Deep in the unnamed and wild forests, there were two people, isolated from all. No one could reach them, and they were quite alone. The two people are children, a boy and a girl, who did not know their own age. They didn't know their names either, just referred to themselves as part of a whole or Brother and Sister. They were not brother and sister, nor any variation of any sort of relatives, but those were their names for each other. They didn't know how they knew the words 'brother' or 'sister', and did not question this instinctive knowledge. Children seldom question things they know. They don't question that fire is hot, or water is wet, or if you fall, you hurt. And what these children did know was very limited, ignorant as two urchins living deep in a forest surrounded by nothing.

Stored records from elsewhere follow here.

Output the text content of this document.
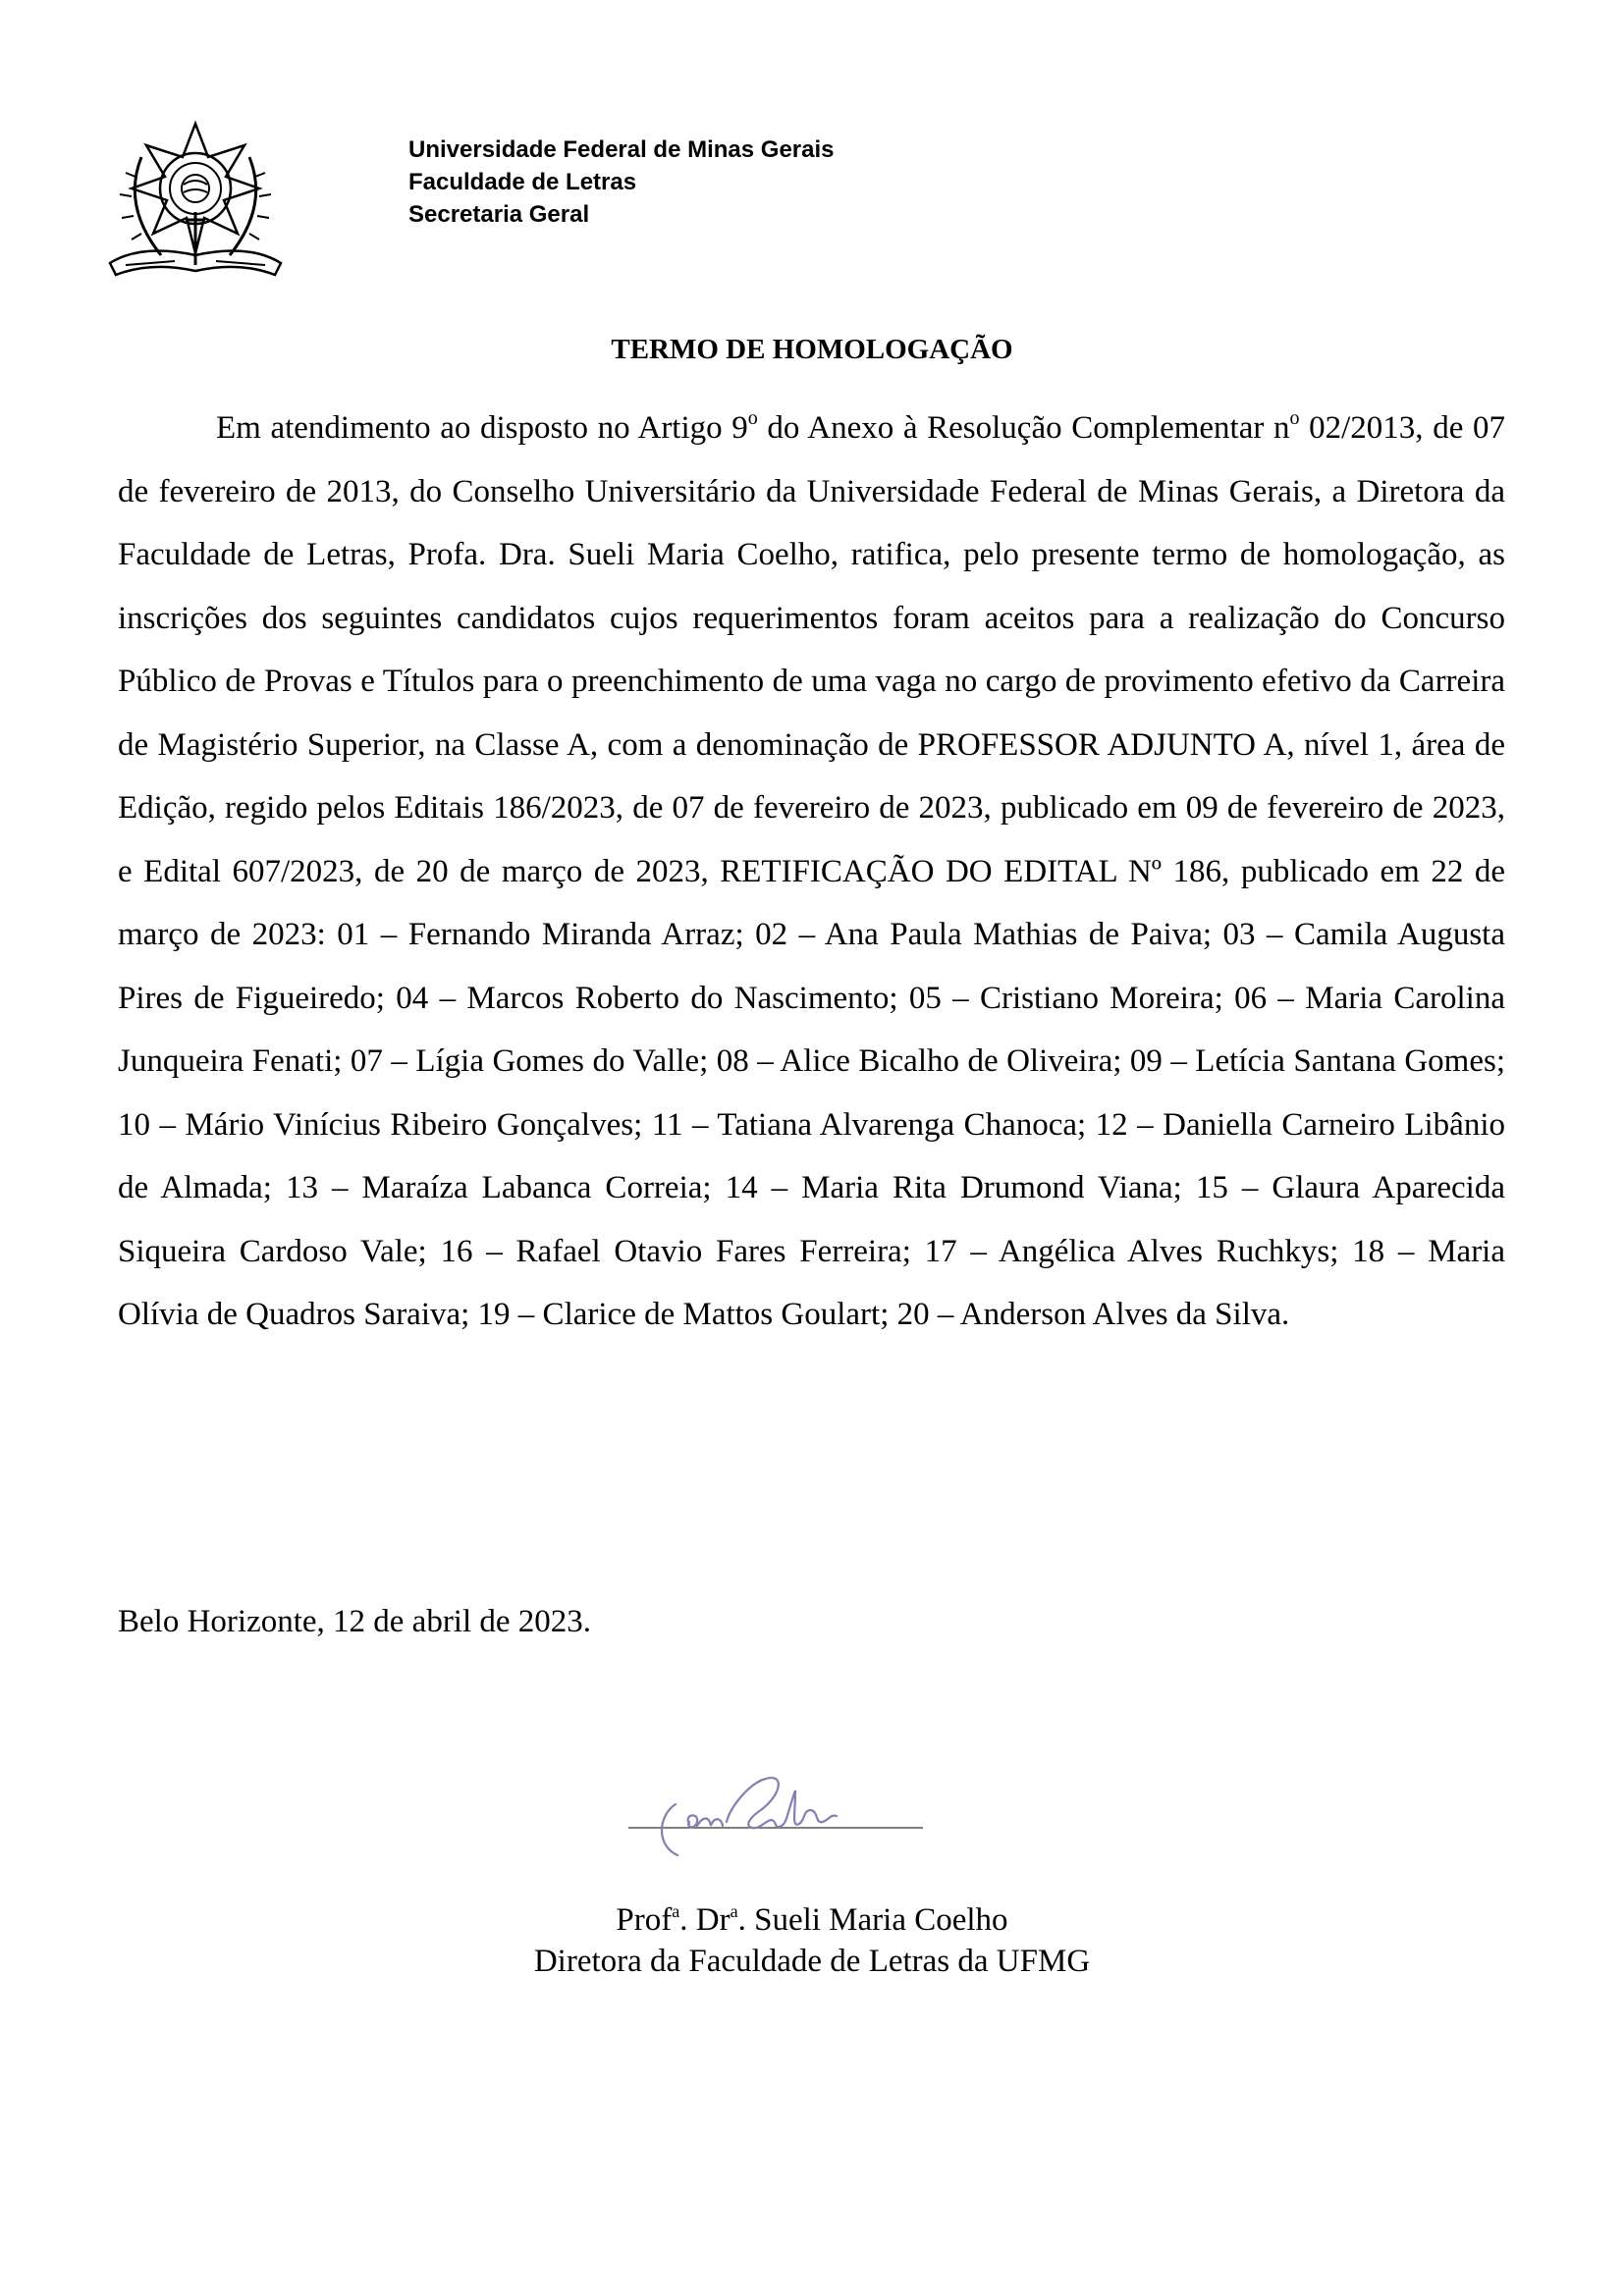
Universidade Federal de Minas Gerais
Faculdade de Letras
Secretaria Geral
TERMO DE HOMOLOGAÇÃO

Em atendimento ao disposto no Artigo 9$^o$ do Anexo à Resolução Complementar $n^o$ 02/2013, de 07 de fevereiro de 2013, do Conselho Universitário da Universidade Federal de Minas Gerais, a Diretora da Faculdade de Letras, Profa. Dra. Sueli Maria Coelho, ratifica, pelo presente termo de homologação, as inscrições dos seguintes candidatos cujos requerimentos foram aceitos para a realização do Concurso Público de Provas e Títulos para o preenchimento de uma vaga no cargo de provimento efetivo da Carreira de Magistério Superior, na Classe A, com a denominação de PROFESSOR ADJUNTO A, nível 1, área de Edição, regido pelos Editais 186/2023, de 07 de fevereiro de 2023, publicado em 09 de fevereiro de 2023, e Edital 607/2023, de 20 de março de 2023, RETIFICAÇÃO DO EDITAL Nº 186, publicado em 22 de março de 2023: 01 – Fernando Miranda Arraz; 02 – Ana Paula Mathias de Paiva; 03 – Camila Augusta Pires de Figueiredo; 04 – Marcos Roberto do Nascimento; 05 – Cristiano Moreira; 06 – Maria Carolina Junqueira Fenati; 07 – Lígia Gomes do Valle; 08 – Alice Bicalho de Oliveira; 09 – Letícia Santana Gomes; 10 – Mário Vinícius Ribeiro Gonçalves; 11 – Tatiana Alvarenga Chanoca; 12 – Daniella Carneiro Libânio de Almada; 13 – Maraíza Labanca Correia; 14 – Maria Rita Drumond Viana; 15 – Glaura Aparecida Siqueira Cardoso Vale; 16 – Rafael Otavio Fares Ferreira; 17 – Angélica Alves Ruchkys; 18 – Maria Olívia de Quadros Saraiva; 19 – Clarice de Mattos Goulart; 20 – Anderson Alves da Silva.

Belo Horizonte, 12 de abril de 2023.
Prof$^a$. Dr$^a$. Sueli Maria Coelho
Diretora da Faculdade de Letras da UFMG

What they did know could be summed up in a few short sentences. They knew that sometimes the sky is blue, and other times it is grey. They knew that most of the time water is chilly, unless you put it on top of fire. They knew that the moon changes her face often, and that is you look at the sun, it's painful. They knew that is you scraped, or cut, or broke your skin, coppery liquid would emerge. They knew that if you dropped things on your toe, it would swell up and turn purple. They knew that fish is yummy, but some mushrooms make you sick. They knew that Sister had eyes the colour of silt at the bottom of a river. They knew that Brother had eyes the colour of two cold, hard pebbles. They knew that fire is hot, water is wet, and if you happen to fall, you hurt.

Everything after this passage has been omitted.